Mark Betnel


March 30, 2023

The allegory of the cave from Plato presents a model of human interaction with the world as human imprisoned inside a cave, chained against a wall so all we can see are the shadows cast against the back wall. We spend our time observing those shadows, constructing theories that explain and help us understand their behavior, thinking that the shadows are “real”. Farther up toward the mouth of the cave, behind us where we can’t see, there is a light source and objects moving around, casting the shadows we see on the far wall. These objects are the “real” ones. Philosophers are supposed to get themselves unchained, leave the cave, and see the real world. Then they’re supposed to come back and try to free the rest of the imprisoned.

If I map the allegory onto language, then my thoughts are the “real” objects, and the words I produce are the light that carries the signal about those thoughts to others, who, on hearing the shadow-words, construct theories about the real thoughts that produced them. When they respond with words of their own, casting shadow puppets back to me, I form theories about the thoughts that produced them, and thus refine my own thoughts.

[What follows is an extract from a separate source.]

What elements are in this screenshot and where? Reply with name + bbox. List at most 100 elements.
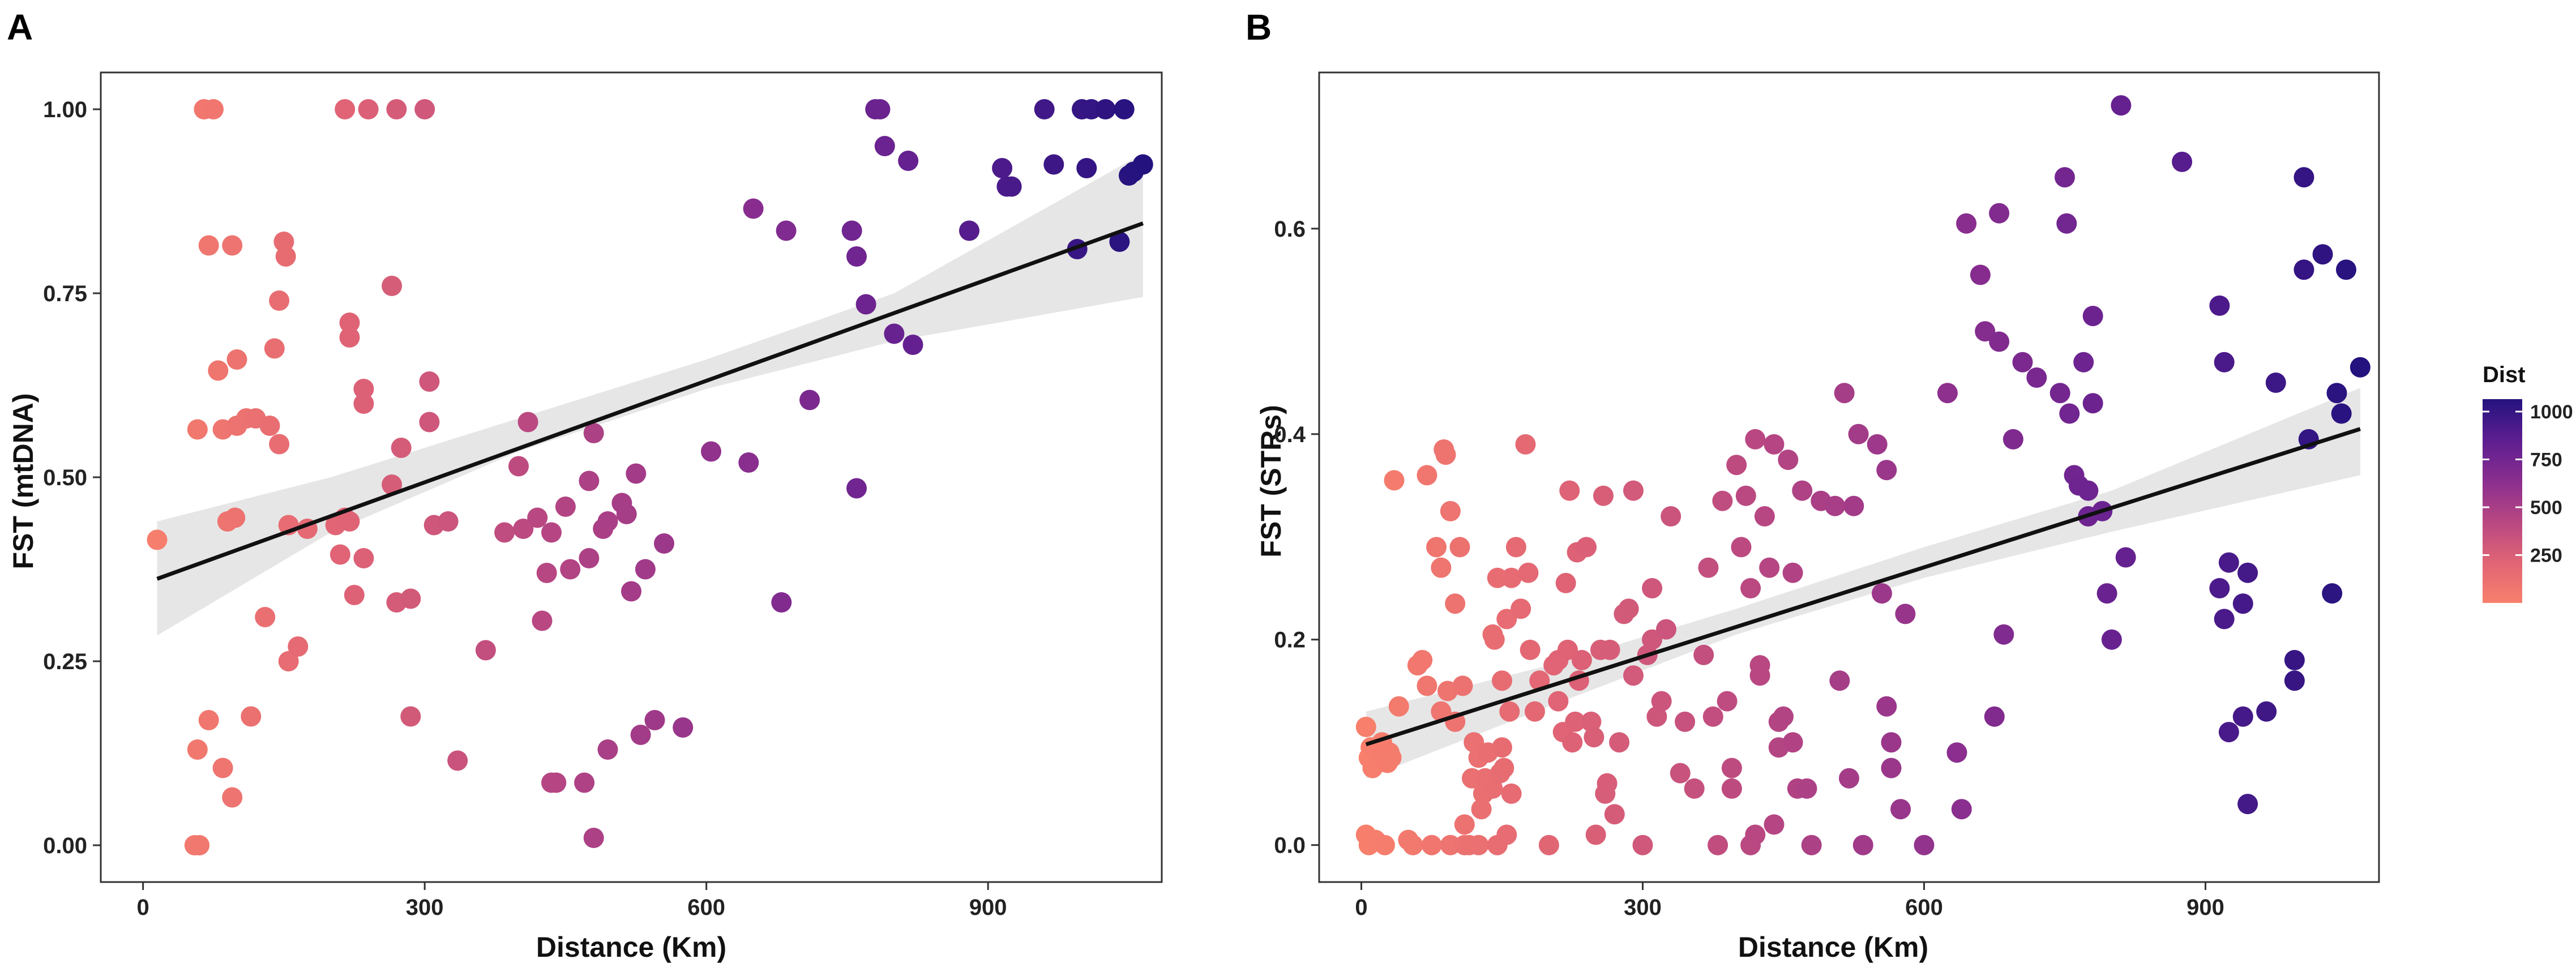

One use of large language models (LLMs) is to facilitate communication, by taking over some of the work of composing the text that I might send to someone else. This is introducing another layer of translation into my system of shadow words – I have a thought I wish to communicate (or a topic I wish to communicate about), so I compose a prompt for the LLM. The LLM produces text that matches the prompt. If I am careful, I will edit the result – thus getting one layer of feedback about my thoughts, causing me to refine those thoughts. The produced message will not be precisely what I intended (it never is and never has been), but I will send it anyway as it’s close enough. The receiver won’t read the message, it will be too long, and anyway, they will know that it was produced by an LLM not by me, so there’s no insult in feeding the message into their own LLM. The receiver’s LLM will interpret the result and possibly summarize it for the receiver, who will form theories about the mind that produced the text before responding. Or perhaps the receiving LLM will skip that step and just compose the reply. Either way, I will receive a reply that is mediated by one or more translations through another LLM, finally causing me to update my own thoughts based on the feedback.

Are there instances where these extra layers will enable communication with greater fidelity? Probably. Will there be instances where the layers introduce more noise? Or steer my thoughts? Certainly. And if I don’t control the intermediary LLMs, how can I be sure that the steering isn’t intended to manipulate me, the way every other algorithmic communication system has been dual purposed for manipulation?

In the allegory, the philosopher is supposed to fight to get free of the cave and then fight to free everyone else. LLMs are more like adding a series of mirrors and lenses in between the shadow puppet casters and the trapped humans instead.